Carter omitted the word private because he wanted me to lead with my military experience. I quickly summarized my years in the Army, beginning after high school graduation, my training as an MP, and then finally my role as a chief warrant officer in the U.S. Army Criminal Investigation Command. Carter frowned when I skipped over the reason for my military discharge and simply stated that I settled in Asheville to use my skills as a private investigator. I listed several high-profile regional and national cases that Nakayla and I had solved.

Carter nodded enthusiastically. “And am I correct in that convictions were forthcoming in each and every one?”

“Objection!” Tom Peterson rose from his chair. “Mr. Blackman's prior cases have no bearing on the charges against my client.”

Judge Ronald Clemmons, a seasoned jurist, sustained the objection.

“Very well,” Carter conceded. “Then tell us how you came to work for Mrs. Atwood.”

I went through the chronicle of events from Heather's initial visit to our office, twins in tow, to my stakeout of her house. I explained how she was afraid to contact the police for fear of repercussions unless she had definitive proof. Heather told me Clyde was particularly volatile when he'd been drinking and that was usually on payday Fridays.

Carter walked me through the Friday in question, culminating with the color photographs of Heather's injuries. I had immediately given the camera's memory card to the police at the scene to establish the proper chain of custody with no opportunity for Photoshop or any other enhancement. The judge allowed the photographs to be entered into evidence as exhibits and passed to the jury.

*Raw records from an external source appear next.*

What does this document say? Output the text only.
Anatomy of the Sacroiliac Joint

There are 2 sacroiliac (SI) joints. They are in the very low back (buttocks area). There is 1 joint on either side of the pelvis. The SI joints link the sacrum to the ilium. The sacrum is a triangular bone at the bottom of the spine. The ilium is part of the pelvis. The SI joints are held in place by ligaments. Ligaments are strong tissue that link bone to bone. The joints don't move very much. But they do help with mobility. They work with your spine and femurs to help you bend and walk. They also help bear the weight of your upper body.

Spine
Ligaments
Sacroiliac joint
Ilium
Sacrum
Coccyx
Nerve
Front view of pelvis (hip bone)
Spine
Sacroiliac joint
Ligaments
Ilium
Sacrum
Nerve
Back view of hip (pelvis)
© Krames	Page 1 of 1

Carter and I studied each juror's face and saw the reactions range from revulsion to anger, the emotions we wanted the pictures to generate. When the last juror had viewed Clyde's “discipline,” Carter turned me over to the defense.

Tom Peterson stood at the table, but didn't approach me. “Mr. Blackman, did Mrs. Atwood know that you were positioned near her husband's home?”

I noticed how he was subtly reinforcing Clyde's lordship of his castle.

“Yes. She had called me to say he was becoming intoxicated.”

“Called you at your office?”

“No. On my cell. I was already outside Mrs. Atwood's house.”

“So, she knew where you were.”

“Yes.”

The public defender nodded like I'd admitted to some major revelation. “Mr. Blackman, you testified that Mr. Atwood was screaming so loudly that you could hear him in your car.”

“Correct.”

“But that you couldn't hear what Mrs. Atwood said.”

“No. Not directly from her house.”

Peterson pivoted slightly to angle toward the jury. “Then if Mrs. Atwood knew you were outside, you have no way of knowing what words she might have said to incite Mr. Atwood to lose his self-control, do you?”

Poor Peterson had fallen into the trap, the trap Hewitt Donaldson had devised and that I had shared with D.A. Carter.

“I heard what she said.”

Peterson blinked. His turn toward the jury let all twelve see his confusion. “But you just testified that only Mr. Atwood's voice could be heard.”